Después de que Joseph Safra falleciera en 2020, Vicky se convirtió en la principal gestora de un imperio financiero construido a lo largo de casi dos siglos. Hablamos de una mujer que administra un patrimonio estimado en alrededor de 16,6 mil millones de dólares, lo que la coloca entre las más ricas del mundo. Pero lo interesante es que hace todo esto lejos de los focos.

La historia comienza mucho antes de Brasil. Por allá en el siglo XIX, los antepasados de la familia Safra ya financiaban caravanas comerciales en el Imperio Otomano, usando camellos para transportar mercancías. Luego, en 1953, Jacob Safra emigró a aquí y fundó Safra Importación y Comercio, dando los primeros pasos en lo que se convertiría en el conglomerado financiero que conocemos hoy.

Joseph, el hijo menor de Jacob, creció en un entorno internacional. Trabajó en Inglaterra, Estados Unidos y Argentina antes de establecerse en Brasil. Fue aquí donde conoció a Vicky Sarfaty, una joven de origen judío cuya familia había llegado al país en la década de 1950. Se casaron en 1969, cuando ella tenía apenas 17 años. Esta unión no fue solo romántica, sino estratégica para los negocios de la familia.

A lo largo de los años, la pareja tuvo cuatro hijos que fueron preparados desde temprana edad para administrar el grupo. Jacob, el primogénito, se encarga de las operaciones internacionales. David, el más joven, tiene un papel central en los negocios brasileños. La sucesión fue pensada con cuidado, reflejando la filosofía conservadora de Joseph: estabilidad y continuidad por encima de todo.
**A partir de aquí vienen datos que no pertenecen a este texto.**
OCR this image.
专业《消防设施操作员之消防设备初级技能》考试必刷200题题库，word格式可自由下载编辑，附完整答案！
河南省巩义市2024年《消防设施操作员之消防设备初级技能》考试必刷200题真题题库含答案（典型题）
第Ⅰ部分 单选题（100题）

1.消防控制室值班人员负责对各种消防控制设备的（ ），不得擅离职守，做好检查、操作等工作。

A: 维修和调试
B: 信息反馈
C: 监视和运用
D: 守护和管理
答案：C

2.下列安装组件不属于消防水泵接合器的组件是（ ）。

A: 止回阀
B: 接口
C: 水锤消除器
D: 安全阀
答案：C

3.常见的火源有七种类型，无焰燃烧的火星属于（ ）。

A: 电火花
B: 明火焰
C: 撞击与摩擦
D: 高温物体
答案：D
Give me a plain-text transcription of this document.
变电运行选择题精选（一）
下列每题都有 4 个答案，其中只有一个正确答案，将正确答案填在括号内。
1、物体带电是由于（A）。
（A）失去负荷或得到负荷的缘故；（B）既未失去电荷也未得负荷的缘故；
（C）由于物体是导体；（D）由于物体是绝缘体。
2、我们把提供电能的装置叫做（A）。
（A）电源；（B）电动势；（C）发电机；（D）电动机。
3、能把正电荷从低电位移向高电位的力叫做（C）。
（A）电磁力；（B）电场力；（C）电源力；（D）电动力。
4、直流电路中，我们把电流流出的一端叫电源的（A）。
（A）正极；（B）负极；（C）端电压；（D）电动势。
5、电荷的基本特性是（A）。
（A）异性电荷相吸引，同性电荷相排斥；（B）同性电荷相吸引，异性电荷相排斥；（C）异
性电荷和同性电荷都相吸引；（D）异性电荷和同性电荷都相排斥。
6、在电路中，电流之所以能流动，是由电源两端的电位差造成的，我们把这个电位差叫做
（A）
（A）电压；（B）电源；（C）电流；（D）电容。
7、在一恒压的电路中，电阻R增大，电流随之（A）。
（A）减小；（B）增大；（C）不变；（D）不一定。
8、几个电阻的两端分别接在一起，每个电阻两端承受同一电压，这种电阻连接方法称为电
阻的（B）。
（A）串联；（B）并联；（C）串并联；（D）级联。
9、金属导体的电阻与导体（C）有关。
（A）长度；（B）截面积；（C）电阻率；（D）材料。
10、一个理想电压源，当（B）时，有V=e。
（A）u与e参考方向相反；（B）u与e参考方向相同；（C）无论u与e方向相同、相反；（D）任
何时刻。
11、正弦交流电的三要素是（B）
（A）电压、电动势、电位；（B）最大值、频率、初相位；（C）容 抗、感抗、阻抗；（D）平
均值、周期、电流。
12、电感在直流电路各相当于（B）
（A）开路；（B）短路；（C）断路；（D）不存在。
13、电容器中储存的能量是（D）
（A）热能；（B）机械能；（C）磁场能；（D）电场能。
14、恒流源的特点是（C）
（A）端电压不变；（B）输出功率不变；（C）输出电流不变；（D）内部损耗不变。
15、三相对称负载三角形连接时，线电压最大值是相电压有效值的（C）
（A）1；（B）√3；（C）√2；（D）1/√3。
El patrimonio neto de Vicky Safra hoy proviene principalmente de los activos del Grupo J. Safra. El Banco Safra en Brasil es la joya de la corona, pero también está J. Safra Sarasin en Suiza, operando en banca privada a nivel global. El grupo administra aproximadamente 90 mil millones de dólares. Además, la familia controla un impresionante portafolio de inmuebles de alto estándar internacionales, incluyendo el famoso edificio Gherkin en Londres y propiedades en Nueva York.

No todos en la familia trabajan directamente en el banco. Alberto Safra, por ejemplo, salió del consejo en 2019 pero mantiene participación y creó ASA Investments. Esther Teira Safra lidera la escuela Beit Yaacov en São Paulo. Esta diversificación muestra cómo la familia piensa en múltiples frentes.

Actualmente, Vicky reside en Suiza y vive de forma sumamente discreta. Su presencia pública se da principalmente a través de la Fundación Vicky y Joseph Safra, que invierte en educación, artes y salud. La filantropía siempre ha sido central para la familia, combinando la preservación del capital con impacto social.

Lo que llama la atención es que todo este patrimonio líquido e influencia global no van acompañados de protagonismo mediático. Vicky Safra demuestra que es posible ser una de las mujeres más ricas de Brasil sin aparecer en portadas de revistas ni dar entrevistas. Su modelo de gestión patrimonial, enfocado en solidez y visión a largo plazo, sigue siendo referencia en el escenario financiero internacional, especialmente en tiempos de volatilidad.